IV. Count III and V - FMLA and ADA Retaliation
Finally, Cardona alleges that Polaris retaliated against her by terminating her employment because of her disability and its related absences. She brings retaliation claims under both the FMLA and the ADA. The analytical framework for both statutes overlap. Freelain v. Village of Oak Park, 888 F.3d 895, 900 (7th Cir. 2018); see also Buie v. Quad/Graphics, Inc., 366 F.3d 496, 503 (7th Cir. 2004) (“We evaluate a claim of FMLA retaliation the same way that we would evaluate a claim of retaliation under other employment statutes, such as the ADA or Title VII.”).
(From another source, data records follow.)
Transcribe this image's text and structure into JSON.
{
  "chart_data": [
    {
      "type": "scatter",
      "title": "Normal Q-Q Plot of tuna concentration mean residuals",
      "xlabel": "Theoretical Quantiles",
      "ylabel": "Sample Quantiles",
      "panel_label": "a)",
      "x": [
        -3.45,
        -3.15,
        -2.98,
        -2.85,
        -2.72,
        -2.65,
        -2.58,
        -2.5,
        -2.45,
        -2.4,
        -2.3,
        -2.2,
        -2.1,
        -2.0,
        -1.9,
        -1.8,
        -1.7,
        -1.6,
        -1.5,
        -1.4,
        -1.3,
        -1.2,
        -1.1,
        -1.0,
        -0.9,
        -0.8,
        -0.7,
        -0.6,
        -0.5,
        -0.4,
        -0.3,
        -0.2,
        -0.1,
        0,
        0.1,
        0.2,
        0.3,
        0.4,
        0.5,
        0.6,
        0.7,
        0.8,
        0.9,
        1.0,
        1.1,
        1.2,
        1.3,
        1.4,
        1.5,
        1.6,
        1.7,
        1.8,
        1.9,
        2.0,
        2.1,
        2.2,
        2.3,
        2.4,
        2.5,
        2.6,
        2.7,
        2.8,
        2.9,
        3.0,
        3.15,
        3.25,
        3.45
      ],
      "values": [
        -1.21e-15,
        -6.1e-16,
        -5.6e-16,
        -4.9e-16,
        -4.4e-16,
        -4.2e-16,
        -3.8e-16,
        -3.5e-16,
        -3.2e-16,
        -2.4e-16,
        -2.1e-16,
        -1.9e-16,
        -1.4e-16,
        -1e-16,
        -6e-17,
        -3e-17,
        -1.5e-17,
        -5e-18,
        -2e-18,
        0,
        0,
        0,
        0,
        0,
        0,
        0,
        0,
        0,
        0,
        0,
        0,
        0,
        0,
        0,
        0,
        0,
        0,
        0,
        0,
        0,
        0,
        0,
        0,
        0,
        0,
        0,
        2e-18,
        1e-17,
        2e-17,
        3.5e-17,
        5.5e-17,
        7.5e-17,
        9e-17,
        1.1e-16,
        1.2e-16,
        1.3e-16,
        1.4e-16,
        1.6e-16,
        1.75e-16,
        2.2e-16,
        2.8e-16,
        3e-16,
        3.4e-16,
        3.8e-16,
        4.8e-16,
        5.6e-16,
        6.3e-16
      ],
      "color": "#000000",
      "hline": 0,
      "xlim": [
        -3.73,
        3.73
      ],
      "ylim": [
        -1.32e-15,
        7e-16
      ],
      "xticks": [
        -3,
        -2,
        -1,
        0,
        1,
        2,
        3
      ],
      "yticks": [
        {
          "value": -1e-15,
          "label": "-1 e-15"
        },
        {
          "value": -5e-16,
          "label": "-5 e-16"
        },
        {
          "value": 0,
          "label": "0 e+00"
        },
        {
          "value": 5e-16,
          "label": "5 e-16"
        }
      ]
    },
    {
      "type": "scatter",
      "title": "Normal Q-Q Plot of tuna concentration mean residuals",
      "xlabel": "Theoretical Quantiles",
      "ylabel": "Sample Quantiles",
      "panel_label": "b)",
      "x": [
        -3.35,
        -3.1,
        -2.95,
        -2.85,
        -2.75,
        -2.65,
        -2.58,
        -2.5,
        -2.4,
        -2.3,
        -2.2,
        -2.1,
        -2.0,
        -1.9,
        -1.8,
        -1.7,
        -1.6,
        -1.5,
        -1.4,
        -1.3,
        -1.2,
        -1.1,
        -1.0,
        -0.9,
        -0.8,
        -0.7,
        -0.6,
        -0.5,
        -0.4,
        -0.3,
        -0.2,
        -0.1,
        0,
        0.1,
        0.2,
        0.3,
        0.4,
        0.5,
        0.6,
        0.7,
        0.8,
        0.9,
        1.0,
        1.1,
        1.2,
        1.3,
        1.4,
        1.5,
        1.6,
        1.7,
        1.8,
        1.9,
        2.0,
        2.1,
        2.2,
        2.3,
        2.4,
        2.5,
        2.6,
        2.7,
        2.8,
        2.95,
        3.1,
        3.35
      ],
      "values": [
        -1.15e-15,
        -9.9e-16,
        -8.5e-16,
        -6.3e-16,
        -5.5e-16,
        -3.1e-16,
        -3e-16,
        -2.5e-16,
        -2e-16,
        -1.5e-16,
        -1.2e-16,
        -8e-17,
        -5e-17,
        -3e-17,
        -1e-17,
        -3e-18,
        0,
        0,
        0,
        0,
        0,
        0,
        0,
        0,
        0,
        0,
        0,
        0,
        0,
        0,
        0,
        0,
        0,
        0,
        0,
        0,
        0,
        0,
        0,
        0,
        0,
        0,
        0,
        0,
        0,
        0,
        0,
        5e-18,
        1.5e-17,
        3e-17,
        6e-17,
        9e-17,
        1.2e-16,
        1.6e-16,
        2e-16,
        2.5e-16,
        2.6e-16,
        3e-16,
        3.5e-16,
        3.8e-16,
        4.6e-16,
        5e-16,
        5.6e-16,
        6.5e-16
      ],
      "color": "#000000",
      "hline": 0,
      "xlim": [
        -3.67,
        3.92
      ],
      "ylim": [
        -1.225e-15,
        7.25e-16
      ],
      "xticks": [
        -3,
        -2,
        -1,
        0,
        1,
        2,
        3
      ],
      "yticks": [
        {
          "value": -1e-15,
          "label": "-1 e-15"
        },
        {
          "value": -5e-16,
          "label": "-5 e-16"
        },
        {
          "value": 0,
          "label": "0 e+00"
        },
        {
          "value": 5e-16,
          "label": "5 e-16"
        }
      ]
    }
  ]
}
The Court notes that it is ambiguous as to whether the FMLA and ADA can be analyzed under the same framework. The Seventh Circuit has ruled that an FMLA retaliation claim requires only that “the protected conduct was a substantial or motivating factor in the employer's decision,” Goelzer, 604 F.3d at 995, while an ADA retaliation claim requires a but-for causation, Rowlands v. United Parcel Serv. - Fort Wayne, 901 F.3d 792, 801 (7th Cir. 2018). Still, the Seventh Circuit has analyzed both FMLA and ADA claims under a but-for cause standard. See Freelain, 888 F.3d at 900. The Court declines to opine on which standard is appropriate because even under the more stringent but-for cause standard, the Court found a genuine dispute of material fact.
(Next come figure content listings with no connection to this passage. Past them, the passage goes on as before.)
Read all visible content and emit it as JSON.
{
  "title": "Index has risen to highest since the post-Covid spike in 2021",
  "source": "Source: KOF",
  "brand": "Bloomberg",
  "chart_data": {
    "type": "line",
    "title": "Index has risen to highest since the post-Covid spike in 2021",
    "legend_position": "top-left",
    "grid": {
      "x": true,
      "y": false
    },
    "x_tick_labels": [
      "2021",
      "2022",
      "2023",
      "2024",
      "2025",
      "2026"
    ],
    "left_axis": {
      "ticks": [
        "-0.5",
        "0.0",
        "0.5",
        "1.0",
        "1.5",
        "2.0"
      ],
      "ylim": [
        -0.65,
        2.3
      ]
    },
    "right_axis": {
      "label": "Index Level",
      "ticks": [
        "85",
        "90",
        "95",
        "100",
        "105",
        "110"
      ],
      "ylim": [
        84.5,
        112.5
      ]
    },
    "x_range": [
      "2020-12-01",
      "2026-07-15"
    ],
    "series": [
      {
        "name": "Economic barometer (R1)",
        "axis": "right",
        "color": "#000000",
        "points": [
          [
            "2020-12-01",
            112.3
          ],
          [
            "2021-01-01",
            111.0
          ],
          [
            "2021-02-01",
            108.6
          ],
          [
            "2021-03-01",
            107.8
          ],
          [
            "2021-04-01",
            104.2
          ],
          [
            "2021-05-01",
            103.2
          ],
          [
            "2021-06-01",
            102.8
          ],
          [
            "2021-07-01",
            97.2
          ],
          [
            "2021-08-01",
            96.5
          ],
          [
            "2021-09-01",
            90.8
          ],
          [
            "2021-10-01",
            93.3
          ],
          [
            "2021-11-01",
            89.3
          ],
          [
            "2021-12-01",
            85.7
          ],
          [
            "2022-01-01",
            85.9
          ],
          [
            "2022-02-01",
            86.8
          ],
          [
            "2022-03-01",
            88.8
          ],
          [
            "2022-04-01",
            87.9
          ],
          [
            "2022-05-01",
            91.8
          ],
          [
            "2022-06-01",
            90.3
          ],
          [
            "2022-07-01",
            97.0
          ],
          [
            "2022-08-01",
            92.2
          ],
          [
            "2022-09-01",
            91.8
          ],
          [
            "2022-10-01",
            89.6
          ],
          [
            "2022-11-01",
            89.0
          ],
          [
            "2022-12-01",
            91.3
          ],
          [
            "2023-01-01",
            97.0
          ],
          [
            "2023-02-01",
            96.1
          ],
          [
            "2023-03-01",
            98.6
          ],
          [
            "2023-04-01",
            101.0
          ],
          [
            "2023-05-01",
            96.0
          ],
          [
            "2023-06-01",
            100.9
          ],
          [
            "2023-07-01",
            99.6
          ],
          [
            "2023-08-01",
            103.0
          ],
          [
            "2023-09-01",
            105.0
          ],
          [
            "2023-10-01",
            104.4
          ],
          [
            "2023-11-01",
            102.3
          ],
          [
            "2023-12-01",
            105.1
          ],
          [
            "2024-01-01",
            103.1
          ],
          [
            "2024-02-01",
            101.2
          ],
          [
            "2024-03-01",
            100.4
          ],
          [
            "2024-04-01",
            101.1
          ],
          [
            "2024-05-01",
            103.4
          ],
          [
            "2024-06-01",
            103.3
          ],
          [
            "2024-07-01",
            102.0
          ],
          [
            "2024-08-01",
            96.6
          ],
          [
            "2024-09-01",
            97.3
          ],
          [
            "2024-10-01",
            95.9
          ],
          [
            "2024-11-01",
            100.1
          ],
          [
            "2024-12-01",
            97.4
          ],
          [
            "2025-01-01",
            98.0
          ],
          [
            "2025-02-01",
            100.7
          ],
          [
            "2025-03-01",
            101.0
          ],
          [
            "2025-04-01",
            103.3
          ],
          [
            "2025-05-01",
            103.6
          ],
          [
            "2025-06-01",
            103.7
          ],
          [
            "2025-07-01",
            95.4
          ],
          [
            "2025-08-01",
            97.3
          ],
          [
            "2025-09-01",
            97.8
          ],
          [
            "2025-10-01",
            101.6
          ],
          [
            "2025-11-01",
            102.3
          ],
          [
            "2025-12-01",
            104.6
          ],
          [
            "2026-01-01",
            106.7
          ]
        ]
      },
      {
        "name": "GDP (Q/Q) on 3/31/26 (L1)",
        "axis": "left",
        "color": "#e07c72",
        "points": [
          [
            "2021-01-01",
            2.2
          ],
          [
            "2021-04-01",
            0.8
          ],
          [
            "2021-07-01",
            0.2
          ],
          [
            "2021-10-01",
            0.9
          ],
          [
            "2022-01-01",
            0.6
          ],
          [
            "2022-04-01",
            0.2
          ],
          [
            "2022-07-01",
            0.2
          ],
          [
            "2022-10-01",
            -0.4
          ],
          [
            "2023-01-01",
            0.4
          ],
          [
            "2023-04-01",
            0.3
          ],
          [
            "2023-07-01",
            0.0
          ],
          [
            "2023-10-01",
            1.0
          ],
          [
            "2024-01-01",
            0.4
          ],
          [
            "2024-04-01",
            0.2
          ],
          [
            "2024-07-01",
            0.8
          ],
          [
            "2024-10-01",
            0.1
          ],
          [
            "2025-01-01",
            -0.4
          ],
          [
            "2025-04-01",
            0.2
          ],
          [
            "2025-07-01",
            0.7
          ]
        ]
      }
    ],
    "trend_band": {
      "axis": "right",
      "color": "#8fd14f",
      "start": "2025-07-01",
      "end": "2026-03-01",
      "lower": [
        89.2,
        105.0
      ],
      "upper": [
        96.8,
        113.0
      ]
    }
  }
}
To prove retaliation under both the FMLA and ADA, the plaintiff must show that: (1) she engaged in statutorily protected activity; (2) the employer took adverse action against the employee; and (3) the protected activity caused the adverse action. Freelain, 888 F.3d at 900. Polaris does not dispute the first two elements, so the Court will focus on causation.
As discussed above, Cardona has raised a genuine issue of material fact that Polaris terminated her because of her disability and the absences for her medical treatments. Preddie is illustrative here again. There, the Seventh Circuit reversed the district court's summary judgment in favor of the defendant on the FMLA retaliation claim because the plaintiff offered evidence that “he was terminated, at least in part, based on his record of absences, and that the [defendant] knew that many of those absences were attributable to his diabetes and to his son's sickle cell anemia.” Preddie, 799 F.3d at 819. The facts in Preddie are parallel to the ones in this case. Like the Preddie plaintiff, Cardona was terminated, at least in part, because of her absences, and that Polaris knew that those absences were attributable to Cardona's lupus. As in Preddie, summary judgment on Cardona's retaliation claims is inappropriate.
CONCLUSION
For the foregoing reasons, the Court grants in part and denies in part Polaris's motion for summary judgment [19]. The Court grants summary judgment on Count II and denies summary judgment on Counts I, III, IV, and V.